Last year, the catch was limited to about 14,000 tons.

Earlier this year, the International Council for the Exploration of the Sea, a forum of scientists that advises governments about fishery management, warned that it would take at least 15 years to restore the stock at current fishing levels. After the report, European Union regulators permitted fishermen along the Iberian coast to continue at the current 16,100-ton level. But it also required Portugal, which gets the bulk of the quota, and Spain to submit a plan to restore the stock in October, which may well lead to further quota cuts.

Fisheries manager Jorge Abrantes handles landings for Peniche, a sleepy fishing town about 60 miles north of Lisbon. He doesn't think the fishing industry is the culprit.

For example, Portuguese government stock assessments indicated that the sardine population had decreased by 10 percent to 25 percent in just a few months. Abrantes argues that the dip clearly wasn't caused by fishermen pulling sardines from the sea, because no sardine nets were in the water during that period. Instead, he says, there are just not enough juvenile sardines to replenish the population.

In Peniche, fishermen Erbes Martins and João Dias sit among piles of nets on a bright but chilly February morning. The two 75-year-old men would prefer to be fishing for sardines. But the fish are spawning, so they're not allowed to catch them.

Sure, there are other fish they could catch, but it's not worth it, they say.

Horse mackerel, or carapau in Portuguese, one of the southerly species that now thrive all along the coast, is abundant but doesn't sell for much at market, Dias says.

"We can't fish for sardines in October, November, December, January, February, March, six months," Dias says. "And carapau just doesn't pay the bills."

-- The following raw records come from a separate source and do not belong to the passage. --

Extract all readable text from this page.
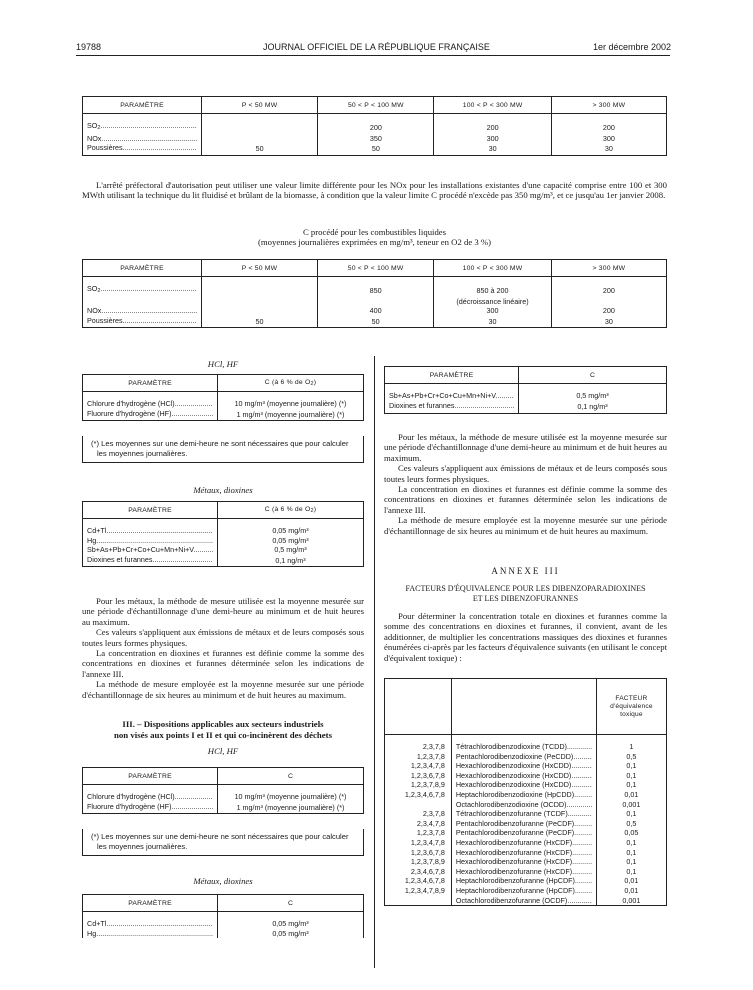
19788	JOURNAL OFFICIEL DE LA RÉPUBLIQUE FRANÇAISE	1er décembre 2002
PARAMÈTRE	P < 50 MW	50 < P < 100 MW	100 < P < 300 MW	> 300 MW
$SO_2$ .....		200	200	200
NOx .....		350	300	300
Poussières .....	50	50	30	30

L'arrêté préfectoral d'autorisation peut utiliser une valeur limite différente pour les NOx pour les installations existantes d'une capacité comprise entre 100 et 300 MWth utilisant la technique du lit fluidisé et brûlant de la biomasse, à condition que la valeur limite C procédé n'excède pas 350 mg/m³, et ce jusqu'au 1er janvier 2008.

C procédé pour les combustibles liquides
(moyennes journalières exprimées en mg/m³, teneur en O2 de 3 %)
PARAMÈTRE	P < 50 MW	50 < P < 100 MW	100 < P < 300 MW	> 300 MW
$SO_2$ .....		850	850 à 200	200
			(décroissance linéaire)	
NOx .....		400	300	200
Poussières .....	50	50	30	30
HCl, HF
PARAMÈTRE	C (à 6 % de $O_2$)
Chlorure d'hydrogène (HCl) .....	10 mg/m³ (moyenne journalière) (*)
Fluorure d'hydrogène (HF) .....	1 mg/m³ (moyenne journalière) (*)
(*) Les moyennes sur une demi-heure ne sont nécessaires que pour calculer les moyennes journalières.
Métaux, dioxines
PARAMÈTRE	C (à 6 % de $O_2$)
Cd+Tl .....	0,05 mg/m³
Hg .....	0,05 mg/m³
Sb+As+Pb+Cr+Co+Cu+Mn+Ni+V .....	0,5 mg/m³
Dioxines et furannes .....	0,1 ng/m³

Pour les métaux, la méthode de mesure utilisée est la moyenne mesurée sur une période d'échantillonnage d'une demi-heure au minimum et de huit heures au maximum.

Ces valeurs s'appliquent aux émissions de métaux et de leurs composés sous toutes leurs formes physiques.

La concentration en dioxines et furannes est définie comme la somme des concentrations en dioxines et furannes déterminée selon les indications de l'annexe III.

La méthode de mesure employée est la moyenne mesurée sur une période d'échantillonnage de six heures au minimum et de huit heures au maximum.

III. – Dispositions applicables aux secteurs industriels
non visés aux points I et II et qui co-incinèrent des déchets
HCl, HF
PARAMÈTRE	C
Chlorure d'hydrogène (HCl) .....	10 mg/m³ (moyenne journalière) (*)
Fluorure d'hydrogène (HF) .....	1 mg/m³ (moyenne journalière) (*)
(*) Les moyennes sur une demi-heure ne sont nécessaires que pour calculer les moyennes journalières.
Métaux, dioxines
PARAMÈTRE	C
Cd+Tl .....	0,05 mg/m³
Hg .....	0,05 mg/m³
PARAMÈTRE	C
Sb+As+Pb+Cr+Co+Cu+Mn+Ni+V .....	0,5 mg/m³
Dioxines et furannes .....	0,1 ng/m³

Pour les métaux, la méthode de mesure utilisée est la moyenne mesurée sur une période d'échantillonnage d'une demi-heure au minimum et de huit heures au maximum.

Ces valeurs s'appliquent aux émissions de métaux et de leurs composés sous toutes leurs formes physiques.

La concentration en dioxines et furannes est définie comme la somme des concentrations en dioxines et furannes déterminée selon les indications de l'annexe III.

La méthode de mesure employée est la moyenne mesurée sur une période d'échantillonnage de six heures au minimum et de huit heures au maximum.

ANNEXE III
FACTEURS D'ÉQUIVALENCE POUR LES DIBENZOPARADIOXINES
ET LES DIBENZOFURANNES

Pour déterminer la concentration totale en dioxines et furannes comme la somme des concentrations en dioxines et furannes, il convient, avant de les additionner, de multiplier les concentrations massiques des dioxines et furannes énumérées ci-après par les facteurs d'équivalence suivants (en utilisant le concept d'équivalent toxique) :

		FACTEUR
d'équivalence
toxique

2,3,7,8	Tétrachlorodibenzodioxine (TCDD) .....	1
1,2,3,7,8	Pentachlorodibenzodioxine (PeCDD) .....	0,5
1,2,3,4,7,8	Hexachlorodibenzodioxine (HxCDD) .....	0,1
1,2,3,6,7,8	Hexachlorodibenzodioxine (HxCDD) .....	0,1
1,2,3,7,8,9	Hexachlorodibenzodioxine (HxCDD) .....	0,1
1,2,3,4,6,7,8	Heptachlorodibenzodioxine (HpCDD) .....	0,01
	Octachlorodibenzodioxine (OCDD) .....	0,001
2,3,7,8	Tétrachlorodibenzofuranne (TCDF) .....	0,1
2,3,4,7,8	Pentachlorodibenzofuranne (PeCDF) .....	0,5
1,2,3,7,8	Pentachlorodibenzofuranne (PeCDF) .....	0,05
1,2,3,4,7,8	Hexachlorodibenzofuranne (HxCDF) .....	0,1
1,2,3,6,7,8	Hexachlorodibenzofuranne (HxCDF) .....	0,1
1,2,3,7,8,9	Hexachlorodibenzofuranne (HxCDF) .....	0,1
2,3,4,6,7,8	Hexachlorodibenzofuranne (HxCDF) .....	0,1
1,2,3,4,6,7,8	Heptachlorodibenzofuranne (HpCDF) .....	0,01
1,2,3,4,7,8,9	Heptachlorodibenzofuranne (HpCDF) .....	0,01
	Octachlorodibenzofuranne (OCDF) .....	0,001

He says the restrictions on fishing sardines are keeping a new generation from going to sea, because they can't make enough money.

"When we die," he says, "no one is going to do the work."

'I WOULD MISS THIS VERY MUCH'
Lisbon's Graça neighborhood sits at the highest point in the capital, its pastel homes looking down over the city's six other hills. For the St. Anthony festival, two stages have been set up for music, along with about 20 temporary food and drink stalls.

Luis Diogo Sr., his wife, Rita, and their two children, Luis Jr. and Vera, have come out to join the party. Luis Sr. looks across a picnic table at his son, who is well into his third plate of sardines.

"This is a country between Spain and the sea, so we went to the sea very soon in our history," he says. The talk turns to the present, and the dwindling catch of the city's favorite seafood.

Luis Jr. doesn't pay much attention to his father. He's too focused on his sardines.

"I would miss this very much," the 17-year-old says, wiping his lips clean after polishing off the last sardine on his plate.